Out of all destinations, mainland China has registered the largest year-on-year gain in demand for U.S. ferrous scrap in 2017. According to Census Bureau trade data, year-to-date U.S. exports of ferrous scrap (ex-stainless and alloy steel scrap) to China more than tripled to 430,707 metric tons during Jan-Jul 2017, a net gain of nearly 300,000 metric tons as compared to the first 7 months of 2016. Other ferrous scrap growth markets this year include Mexico, Vietnam, Bangladesh, Taiwan, Canada, Pakistan, and Ecuador:
Higher iron ore prices, rising steel production, and a weaker dollar have all been widely cited as drivers of growth for ferrous scrap demand in China and globally this year. Of note, despite the weaker dollar (which makes imports into the U.S. relatively more expensive), U.S. imports of ferrous scrap have also been surging higher this year. Excluding stainless steel and alloy steel scrap, U.S. ferrous scrap imports are up nearly 27 percent by volume to 2.3 million metric tons through July.

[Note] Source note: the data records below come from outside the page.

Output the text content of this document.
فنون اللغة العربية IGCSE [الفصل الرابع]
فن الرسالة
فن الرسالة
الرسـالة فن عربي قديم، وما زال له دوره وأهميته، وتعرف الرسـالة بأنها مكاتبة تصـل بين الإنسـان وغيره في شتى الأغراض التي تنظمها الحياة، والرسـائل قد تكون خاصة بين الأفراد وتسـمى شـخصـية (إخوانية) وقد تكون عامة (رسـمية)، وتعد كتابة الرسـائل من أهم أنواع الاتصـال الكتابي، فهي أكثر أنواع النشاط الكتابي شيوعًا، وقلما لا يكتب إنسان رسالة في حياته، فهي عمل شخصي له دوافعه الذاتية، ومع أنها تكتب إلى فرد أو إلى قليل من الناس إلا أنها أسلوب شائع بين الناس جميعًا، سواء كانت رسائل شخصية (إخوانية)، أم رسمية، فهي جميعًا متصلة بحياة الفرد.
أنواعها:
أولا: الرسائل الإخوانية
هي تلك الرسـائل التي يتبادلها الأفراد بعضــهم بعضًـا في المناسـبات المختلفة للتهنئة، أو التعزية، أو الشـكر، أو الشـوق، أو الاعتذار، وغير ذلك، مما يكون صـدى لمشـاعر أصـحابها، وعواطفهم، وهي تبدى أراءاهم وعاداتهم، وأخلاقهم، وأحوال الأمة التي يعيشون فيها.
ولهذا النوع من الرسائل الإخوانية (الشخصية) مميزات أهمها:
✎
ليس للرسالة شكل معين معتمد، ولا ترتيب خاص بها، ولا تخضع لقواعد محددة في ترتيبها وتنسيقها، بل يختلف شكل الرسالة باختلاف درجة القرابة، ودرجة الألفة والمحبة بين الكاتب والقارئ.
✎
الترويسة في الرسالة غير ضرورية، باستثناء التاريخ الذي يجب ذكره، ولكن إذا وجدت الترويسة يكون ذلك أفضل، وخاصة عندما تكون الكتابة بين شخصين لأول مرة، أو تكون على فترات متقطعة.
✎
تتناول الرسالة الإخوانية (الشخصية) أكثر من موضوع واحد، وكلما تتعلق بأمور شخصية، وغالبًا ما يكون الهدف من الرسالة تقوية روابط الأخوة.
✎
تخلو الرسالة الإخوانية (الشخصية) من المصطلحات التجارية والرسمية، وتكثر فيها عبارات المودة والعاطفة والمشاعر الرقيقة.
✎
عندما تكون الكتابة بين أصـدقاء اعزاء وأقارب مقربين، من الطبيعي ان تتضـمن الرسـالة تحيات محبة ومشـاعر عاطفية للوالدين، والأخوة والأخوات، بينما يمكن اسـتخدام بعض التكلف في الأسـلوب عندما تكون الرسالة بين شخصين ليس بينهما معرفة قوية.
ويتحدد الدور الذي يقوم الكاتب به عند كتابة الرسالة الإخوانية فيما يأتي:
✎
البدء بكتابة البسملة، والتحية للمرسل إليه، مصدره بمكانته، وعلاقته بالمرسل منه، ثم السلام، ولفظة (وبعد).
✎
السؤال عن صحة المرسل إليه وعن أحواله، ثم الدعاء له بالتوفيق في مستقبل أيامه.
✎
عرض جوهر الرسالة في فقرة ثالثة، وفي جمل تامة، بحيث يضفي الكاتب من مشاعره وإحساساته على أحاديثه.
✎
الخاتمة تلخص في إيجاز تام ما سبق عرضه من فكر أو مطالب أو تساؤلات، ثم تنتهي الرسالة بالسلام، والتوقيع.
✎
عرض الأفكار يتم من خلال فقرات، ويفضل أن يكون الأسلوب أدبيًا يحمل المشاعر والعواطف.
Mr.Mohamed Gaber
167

Not surprisingly, Canada remains the major source of ferrous scrap flows into the country, but according to Census Bureau data China is also sending (small quantities of) ferrous scrap to the U.S. Here's the trend in U.S. ferrous scrap imports this year:
More recently, falling steel rebar and iron ore futures in China have been signaling that the Chinese commodities rally is running out of steam. Here’s the trend in steel rebar futures at the Shanghai Futures Exchange:
The reversal in Chinese steel and raw material prices also has important implications for U.S. steel and ferrous scrap prices. American Metal Market is reporting their hot-rolled coil index dropped 1.9 percent to $608.20 per short ton this month while most published sources indicate that the expected gain in ferrous scrap tags in September did not materialize amid cooler scrap demand from the steel mills. Even so, U.S. steel production is still outpacing last year’s performance, which bodes well for scrap demand. The American Iron and Steel Institute reports year-to-date U.S. steel production (through September 23) increased 3.6 percent year-on-year to nearly 66.1 million net tons while the capacity utilization rate improved to 74.6 percent, up from 72.1 percent during the corresponding period last year.